To do so, I create a set of transformation indices and then create an array with each of these indices mapped to the original filters to get a group set of filters. The below mapping when calculating the gradient is where the issue comes from →
function apply_transformation_group_to_group(m_transformation_set, channels_in, filters, in_group_size, filter_size)
no_filters, in_group_size, transform_group_size = size(m_transformation_set)
# This will hold the set of filters after group transformations are applied
filter_result = Array{Any}(undef, ( filter_size..., in_group_size, channels_in, size(filters)[1], transform_group_size))
for filter in 1:size(filters)[1]
for group=1:in_group_size # for each of the group transformations applied to the group filters
for channel=1:channels_in
# permute which transformations are applied to which group filter
for g_filter in 1:transform_group_size
perm = circshift(1:in_group_size, g_filter)

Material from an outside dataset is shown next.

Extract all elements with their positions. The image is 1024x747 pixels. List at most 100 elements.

m_transformation_set_for_filter_set = m_transformation_set[filter,group, g_filter][2] # get the set of transformation indicies for this filter, group, group_action
filter_result[: ,:, perm[group] , channel, filter, g_filter] = filters[filter, group, :, :][m_transformation_set_for_filter_set] # apply the transformation through array referencing
end
end
end
end
I’m running into this issue that Mutating Arrays is not supported in taking the gradient. I’m a Julia noob so am not sure how to reframe the approach to overcome this, all the values in the multi-dim array are just reindexed from the filters stored in the P4GroupConv.w shown below.
struct P4GroupConv{N,M,F,A,V,S, R}
w :: A
bias::V
σ :: F
stride::NTuple{N, Int}
pad::NTuple{M, Int}
dilation::NTuple{N,Int}
channels_in :: Int
transformation_set::Array{Array{Any,S}, R}
end
Is this kind of re-indexing and summing the gradient contributions from the original indexed filters possible in Juila?